Le conflit entre l’Ukraine et la Russie au 150ème jour de guerre semble bien impossible à arrêter, personne ne voulant faire les premiers pas vers un cessez-le-feu.

Une évidence, tout d’abord : quelles que soient les erreurs de départ en 2014 du nouveau régime ukrainien après la « Révolution du Maïden » l’agresseur d’aujourd’hui est bien la Russie et le peuple Ukrainien souffre injustement de cette stupide confrontation où les responsabilités sont partagées entre le désir des Russes de ne pas voir l’OTAN s’établir à leurs frontières, l’incapacité de l’UE, qui s’est laissée aller à la facilité extrême d’une dépendance trop grande au gaz russe, d’engager un dialogue sur la sécurité en Europe qui ne peut en aucun cas se faire sans une participation de la Russie et la volonté des Américains au nom d’un monde unipolaire d‘affaiblir la Russie pour instaurer une Pax Americana mondiale au risque de conforter une alliance anti-occidentale où la Chine, l’Iran, l’Inde et l’Afrique pourraient se rejoindre.
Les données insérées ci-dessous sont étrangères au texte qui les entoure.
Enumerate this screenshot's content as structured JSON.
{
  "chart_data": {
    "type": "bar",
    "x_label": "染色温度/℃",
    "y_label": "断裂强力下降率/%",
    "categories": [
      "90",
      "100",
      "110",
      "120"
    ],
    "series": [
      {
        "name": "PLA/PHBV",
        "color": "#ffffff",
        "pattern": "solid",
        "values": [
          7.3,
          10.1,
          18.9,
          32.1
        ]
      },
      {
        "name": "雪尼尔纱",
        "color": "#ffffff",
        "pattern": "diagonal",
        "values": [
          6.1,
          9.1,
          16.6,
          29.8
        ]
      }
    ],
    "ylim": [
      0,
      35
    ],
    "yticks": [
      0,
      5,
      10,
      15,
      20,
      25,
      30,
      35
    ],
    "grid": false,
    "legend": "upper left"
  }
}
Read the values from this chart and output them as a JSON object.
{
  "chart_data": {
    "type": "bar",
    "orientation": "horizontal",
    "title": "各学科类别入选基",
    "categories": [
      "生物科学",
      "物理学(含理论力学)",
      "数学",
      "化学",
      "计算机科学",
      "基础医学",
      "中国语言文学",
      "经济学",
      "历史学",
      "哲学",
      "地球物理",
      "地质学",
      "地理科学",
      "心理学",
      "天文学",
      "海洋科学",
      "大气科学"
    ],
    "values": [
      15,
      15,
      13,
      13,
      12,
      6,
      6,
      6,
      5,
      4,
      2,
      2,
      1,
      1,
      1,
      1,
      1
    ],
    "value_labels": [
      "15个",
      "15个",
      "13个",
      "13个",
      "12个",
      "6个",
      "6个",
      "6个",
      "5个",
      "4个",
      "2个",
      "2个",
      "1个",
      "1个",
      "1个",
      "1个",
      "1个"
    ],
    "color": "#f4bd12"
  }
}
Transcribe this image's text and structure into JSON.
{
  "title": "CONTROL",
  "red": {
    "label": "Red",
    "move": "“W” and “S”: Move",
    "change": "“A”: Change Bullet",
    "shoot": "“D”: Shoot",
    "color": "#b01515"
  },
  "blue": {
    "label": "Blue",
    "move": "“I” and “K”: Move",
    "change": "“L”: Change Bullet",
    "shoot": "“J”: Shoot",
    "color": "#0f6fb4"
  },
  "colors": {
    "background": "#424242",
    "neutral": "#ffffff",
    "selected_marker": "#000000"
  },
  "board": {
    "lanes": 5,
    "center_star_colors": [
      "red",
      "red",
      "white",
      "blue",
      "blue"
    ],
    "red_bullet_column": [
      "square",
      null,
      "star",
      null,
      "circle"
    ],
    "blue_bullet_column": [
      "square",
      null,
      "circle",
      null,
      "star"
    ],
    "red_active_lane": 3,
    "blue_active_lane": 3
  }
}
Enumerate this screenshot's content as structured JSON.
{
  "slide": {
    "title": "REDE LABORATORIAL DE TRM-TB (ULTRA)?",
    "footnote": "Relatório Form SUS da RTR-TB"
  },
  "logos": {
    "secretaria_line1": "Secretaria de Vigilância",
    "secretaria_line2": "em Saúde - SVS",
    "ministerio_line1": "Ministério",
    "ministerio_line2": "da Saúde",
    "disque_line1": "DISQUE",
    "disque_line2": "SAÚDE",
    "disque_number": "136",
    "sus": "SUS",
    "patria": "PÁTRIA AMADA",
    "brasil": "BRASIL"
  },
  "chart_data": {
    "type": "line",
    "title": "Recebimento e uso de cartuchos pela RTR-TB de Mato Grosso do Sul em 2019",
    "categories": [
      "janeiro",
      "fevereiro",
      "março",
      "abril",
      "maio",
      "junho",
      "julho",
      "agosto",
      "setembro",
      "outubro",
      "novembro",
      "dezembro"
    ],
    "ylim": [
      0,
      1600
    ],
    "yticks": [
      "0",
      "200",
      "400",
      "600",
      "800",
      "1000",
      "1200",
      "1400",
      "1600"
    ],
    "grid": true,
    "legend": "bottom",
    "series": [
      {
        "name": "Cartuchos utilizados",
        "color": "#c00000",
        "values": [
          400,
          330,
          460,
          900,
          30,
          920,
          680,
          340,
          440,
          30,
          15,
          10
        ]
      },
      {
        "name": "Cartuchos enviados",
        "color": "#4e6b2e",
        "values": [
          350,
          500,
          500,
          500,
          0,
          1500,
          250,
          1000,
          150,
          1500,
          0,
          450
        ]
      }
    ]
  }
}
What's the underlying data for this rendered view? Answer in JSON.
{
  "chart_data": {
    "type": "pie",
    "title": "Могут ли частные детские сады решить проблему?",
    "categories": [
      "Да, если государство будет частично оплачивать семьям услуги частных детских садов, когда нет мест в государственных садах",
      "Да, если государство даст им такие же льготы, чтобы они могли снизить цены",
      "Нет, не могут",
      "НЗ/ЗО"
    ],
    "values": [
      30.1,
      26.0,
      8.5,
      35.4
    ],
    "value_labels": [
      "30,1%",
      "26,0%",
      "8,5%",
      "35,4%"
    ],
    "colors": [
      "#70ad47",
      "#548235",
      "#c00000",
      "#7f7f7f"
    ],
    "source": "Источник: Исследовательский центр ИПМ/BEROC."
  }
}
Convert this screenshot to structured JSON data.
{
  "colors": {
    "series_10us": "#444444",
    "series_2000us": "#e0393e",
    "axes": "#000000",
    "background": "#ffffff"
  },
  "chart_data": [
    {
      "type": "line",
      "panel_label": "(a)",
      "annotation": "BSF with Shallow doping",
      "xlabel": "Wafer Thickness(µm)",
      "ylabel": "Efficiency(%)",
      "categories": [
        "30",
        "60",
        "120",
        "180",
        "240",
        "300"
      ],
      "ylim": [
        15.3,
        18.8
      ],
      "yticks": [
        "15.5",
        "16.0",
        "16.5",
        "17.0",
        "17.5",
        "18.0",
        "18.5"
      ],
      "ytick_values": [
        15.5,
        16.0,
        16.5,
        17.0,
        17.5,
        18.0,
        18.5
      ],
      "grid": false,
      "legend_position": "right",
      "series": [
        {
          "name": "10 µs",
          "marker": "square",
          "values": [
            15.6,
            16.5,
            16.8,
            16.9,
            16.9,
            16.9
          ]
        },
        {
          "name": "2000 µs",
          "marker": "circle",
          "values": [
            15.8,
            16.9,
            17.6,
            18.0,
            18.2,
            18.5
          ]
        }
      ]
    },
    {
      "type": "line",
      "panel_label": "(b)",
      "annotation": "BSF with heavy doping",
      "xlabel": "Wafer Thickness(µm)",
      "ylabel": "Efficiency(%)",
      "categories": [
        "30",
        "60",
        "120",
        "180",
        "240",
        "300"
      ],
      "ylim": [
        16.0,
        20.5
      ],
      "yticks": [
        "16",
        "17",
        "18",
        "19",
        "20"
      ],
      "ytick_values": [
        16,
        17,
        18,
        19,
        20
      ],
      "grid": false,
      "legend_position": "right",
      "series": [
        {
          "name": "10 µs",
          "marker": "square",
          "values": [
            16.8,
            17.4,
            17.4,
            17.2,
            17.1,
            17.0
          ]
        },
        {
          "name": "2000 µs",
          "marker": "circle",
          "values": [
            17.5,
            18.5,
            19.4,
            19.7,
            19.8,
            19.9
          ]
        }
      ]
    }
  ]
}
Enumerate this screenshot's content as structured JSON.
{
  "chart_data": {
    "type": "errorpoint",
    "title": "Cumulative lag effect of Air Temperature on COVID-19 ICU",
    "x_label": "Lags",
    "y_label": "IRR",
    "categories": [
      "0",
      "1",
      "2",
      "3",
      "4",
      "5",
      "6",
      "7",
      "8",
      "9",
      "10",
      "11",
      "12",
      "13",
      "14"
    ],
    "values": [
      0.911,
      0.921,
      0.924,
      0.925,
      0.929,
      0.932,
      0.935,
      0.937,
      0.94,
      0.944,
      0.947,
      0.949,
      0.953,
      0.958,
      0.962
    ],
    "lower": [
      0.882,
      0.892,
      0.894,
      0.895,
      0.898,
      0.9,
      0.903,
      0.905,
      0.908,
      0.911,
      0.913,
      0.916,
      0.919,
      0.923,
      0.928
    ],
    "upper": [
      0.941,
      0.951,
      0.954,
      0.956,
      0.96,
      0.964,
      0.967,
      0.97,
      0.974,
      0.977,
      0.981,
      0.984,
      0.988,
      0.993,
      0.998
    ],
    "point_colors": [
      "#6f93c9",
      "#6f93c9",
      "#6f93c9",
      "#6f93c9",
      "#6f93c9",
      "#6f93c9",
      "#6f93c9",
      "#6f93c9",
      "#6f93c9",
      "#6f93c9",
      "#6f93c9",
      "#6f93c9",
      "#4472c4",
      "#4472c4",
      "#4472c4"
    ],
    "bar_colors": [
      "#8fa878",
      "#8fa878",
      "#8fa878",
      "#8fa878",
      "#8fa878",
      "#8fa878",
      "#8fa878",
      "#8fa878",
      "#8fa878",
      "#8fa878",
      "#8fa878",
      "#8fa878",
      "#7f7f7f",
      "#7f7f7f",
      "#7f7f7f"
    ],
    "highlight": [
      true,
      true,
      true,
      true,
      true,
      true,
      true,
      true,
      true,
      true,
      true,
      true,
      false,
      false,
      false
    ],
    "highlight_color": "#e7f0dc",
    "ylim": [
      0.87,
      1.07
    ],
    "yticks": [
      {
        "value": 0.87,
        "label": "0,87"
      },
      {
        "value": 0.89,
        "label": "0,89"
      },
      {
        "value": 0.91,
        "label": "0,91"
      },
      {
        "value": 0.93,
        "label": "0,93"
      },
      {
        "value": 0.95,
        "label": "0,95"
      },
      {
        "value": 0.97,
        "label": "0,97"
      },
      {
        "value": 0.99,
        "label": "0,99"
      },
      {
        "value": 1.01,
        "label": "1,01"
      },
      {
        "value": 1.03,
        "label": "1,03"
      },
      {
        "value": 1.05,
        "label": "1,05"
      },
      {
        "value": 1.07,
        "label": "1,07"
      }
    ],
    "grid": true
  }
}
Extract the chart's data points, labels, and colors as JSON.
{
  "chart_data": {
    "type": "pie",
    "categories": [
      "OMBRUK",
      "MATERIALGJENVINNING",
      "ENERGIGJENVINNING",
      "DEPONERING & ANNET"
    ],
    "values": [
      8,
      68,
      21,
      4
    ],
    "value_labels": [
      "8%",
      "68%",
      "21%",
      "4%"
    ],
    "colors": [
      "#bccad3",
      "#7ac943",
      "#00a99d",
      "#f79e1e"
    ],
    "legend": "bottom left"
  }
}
Les pauvres déclarations du Président Zelensky « Nous irons jusqu’à la victoire complète » tiennent bien peu compte de la capacité des Russes d’utiliser s’il le fallait un jour des armes nucléaires tactiques et de la lassitude possible des Occidentaux, lorsque leurs propres économies seront trop affaiblies, qui refuseront de « mourir pour l’Ukraine »

Examinons la situation et ses évolutions possibles.

Scénario1 : La guerre s’enlise vers un gel durable des positions actuelles, les forces ukrainiennes résistent grâce aux armes fournies par l’Occident et tentent d’enfoncer le front russe. Celui-ci réagit en mobilisant de nouvelles troupes et en menaçant Kiev d’une réponse nucléaire tactique si les territoires russes devaient être touchés par des armes occidentales. Les Européens soutiennent certes l’Ukraine mais subissent des conséquences économiques qui au lieu de seulement ruiner l’économie russe, ruinent également les économies des pays de l’UE. L’hiver approche et la Russie menace de couper les exportations de gaz. L’Allemagne essaie désespérément de desserrer l’étau énergétique qui la contraint et même les Verts acceptent de renouer avec le nucléaire (mais il faudra du temps). En Novembre les élections américaines peuvent être défavorables à Joe Biden ce qui amènera une restriction de l’aide. Le blé aura peut-être pu momentanément sortir de la Mer Noire grâce aux accords passés sous l’égide de la Turquie mais cela ne ralentira pas les attaques contre Odessa.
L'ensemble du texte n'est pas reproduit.